Truthfully, racial inequity exists in the delivery of health care just as it does throughout other elements of society. The “father of modern gynecology,” James Marion Sims, is a prime example of how the institutions that have existed for centuries have utilized endemic racial biases to unequally treat different immigrants and races. He is known for modernizing many surgeries, including vesico-vaginal fistulas, but did it at the expense of experimenting on un-anesthetized African slaves and poor Irish immigrants. It was a common belief that African women did not experience pain, and it made it easier to dehumanize these patients for the sake of the greater good, elite Caucasian women with similar problems.
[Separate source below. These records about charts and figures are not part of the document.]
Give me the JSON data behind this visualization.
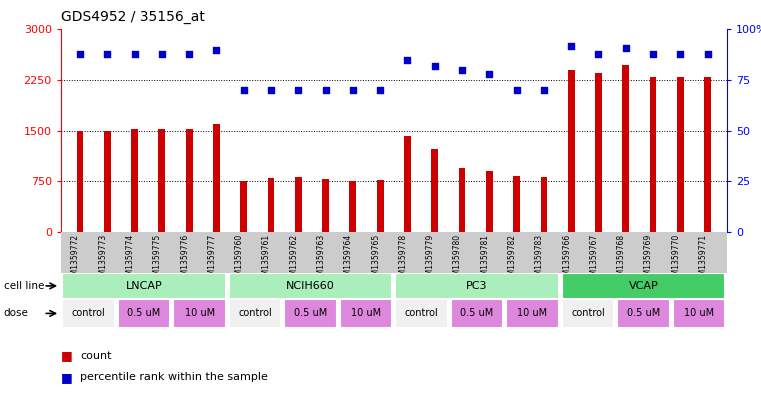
{
  "title": "GDS4952 / 35156_at",
  "samples": [
    "GSM1359772",
    "GSM1359773",
    "GSM1359774",
    "GSM1359775",
    "GSM1359776",
    "GSM1359777",
    "GSM1359760",
    "GSM1359761",
    "GSM1359762",
    "GSM1359763",
    "GSM1359764",
    "GSM1359765",
    "GSM1359778",
    "GSM1359779",
    "GSM1359780",
    "GSM1359781",
    "GSM1359782",
    "GSM1359783",
    "GSM1359766",
    "GSM1359767",
    "GSM1359768",
    "GSM1359769",
    "GSM1359770",
    "GSM1359771"
  ],
  "counts": [
    1490,
    1490,
    1520,
    1530,
    1520,
    1600,
    750,
    800,
    820,
    790,
    760,
    770,
    1420,
    1230,
    950,
    900,
    830,
    820,
    2400,
    2350,
    2480,
    2300,
    2300,
    2300
  ],
  "percentile_ranks": [
    88,
    88,
    88,
    88,
    88,
    90,
    70,
    70,
    70,
    70,
    70,
    70,
    85,
    82,
    80,
    78,
    70,
    70,
    92,
    88,
    91,
    88,
    88,
    88
  ],
  "cell_lines": [
    {
      "name": "LNCAP",
      "start": 0,
      "end": 6,
      "color": "#aaeebb"
    },
    {
      "name": "NCIH660",
      "start": 6,
      "end": 12,
      "color": "#aaeebb"
    },
    {
      "name": "PC3",
      "start": 12,
      "end": 18,
      "color": "#aaeebb"
    },
    {
      "name": "VCAP",
      "start": 18,
      "end": 24,
      "color": "#44cc66"
    }
  ],
  "dose_groups": [
    {
      "label": "control",
      "start": 0,
      "end": 2,
      "color": "#f0f0f0"
    },
    {
      "label": "0.5 uM",
      "start": 2,
      "end": 4,
      "color": "#dd88dd"
    },
    {
      "label": "10 uM",
      "start": 4,
      "end": 6,
      "color": "#dd88dd"
    },
    {
      "label": "control",
      "start": 6,
      "end": 8,
      "color": "#f0f0f0"
    },
    {
      "label": "0.5 uM",
      "start": 8,
      "end": 10,
      "color": "#dd88dd"
    },
    {
      "label": "10 uM",
      "start": 10,
      "end": 12,
      "color": "#dd88dd"
    },
    {
      "label": "control",
      "start": 12,
      "end": 14,
      "color": "#f0f0f0"
    },
    {
      "label": "0.5 uM",
      "start": 14,
      "end": 16,
      "color": "#dd88dd"
    },
    {
      "label": "10 uM",
      "start": 16,
      "end": 18,
      "color": "#dd88dd"
    },
    {
      "label": "control",
      "start": 18,
      "end": 20,
      "color": "#f0f0f0"
    },
    {
      "label": "0.5 uM",
      "start": 20,
      "end": 22,
      "color": "#dd88dd"
    },
    {
      "label": "10 uM",
      "start": 22,
      "end": 24,
      "color": "#dd88dd"
    }
  ],
  "bar_color": "#cc0000",
  "dot_color": "#0000cc",
  "ylim_left": [
    0,
    3000
  ],
  "ylim_right": [
    0,
    100
  ],
  "yticks_left": [
    0,
    750,
    1500,
    2250,
    3000
  ],
  "yticks_right": [
    0,
    25,
    50,
    75,
    100
  ],
  "grid_values": [
    750,
    1500,
    2250
  ],
  "legend_count_color": "#cc0000",
  "legend_dot_color": "#0000cc",
  "sample_bg_color": "#cccccc",
  "bar_width": 0.25
}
Even today, maternal mortality rates in the U.S. for African-American women is three to four times higher than Caucasian counterparts, even when correcting for education and socioeconomic status. According to the Institute of Medicine, there are still “quality chasms” that exist for minority groups in the United States owing to the lack of cultural competence by many health care providers and lack of education and understanding of certain underserved and under-represented groups. But in my opinion, it is a deeper problem than this. Racial inequality is experienced by many of us through many different institutions — law enforcement, education, and political systems, to name a few. Is it that much of a surprise that it spills over into health care delivery?
As a brown girl growing up in the South, I was subjected to a significant amount of racism. I always imagined, once I had attended elite universities, attended medical school and started practicing medicine, I would be less likely to see it and be immune to it. Working as a Muslim physician in the post-9/11 era, there were many times I would hear blatant racist statements or even subtle ones — during Ramadan when fasting, from certain patients and even from attending physicians. Whether it was a joke about terrorism, discussions about “towel-heads,” or opinions about their female patients, their pelvic exams or their status, these comments were often stated with minimal remorse. It never surprised me and for some doctors that I know, this discrimination is still endured now during the Trump-era of politics.
Nowadays, I work in downtown Chicago owning and operating a gynecology practice with one of my specialties being sexual dysfunction. As it turns out, based on my expertise and location, “my people” tend to flock toward me for their care and management. Maybe because of my background, cultural competence and experience, I now know “what’s the deal with my people.” I like to believe that being brought up with egalitarian principles and a general calling to serve those in need, I am able to deliver unbiased health care equally to my patients. I do not believe the entire health care system is broken when it comes to equality in health care delivery but I do believe our inherent biases impact how we perceive patients. Representation matters and knowing there are like-minded medical professionals is a start. Empathy and goodwill toward all races and socioeconomic backgrounds cannot always be re-taught to individuals but being aware of the discrimination and stereotypes are a stepping stone to breaking these barriers in health care.
Sameena Rahman is an obstetrician-gynecologist.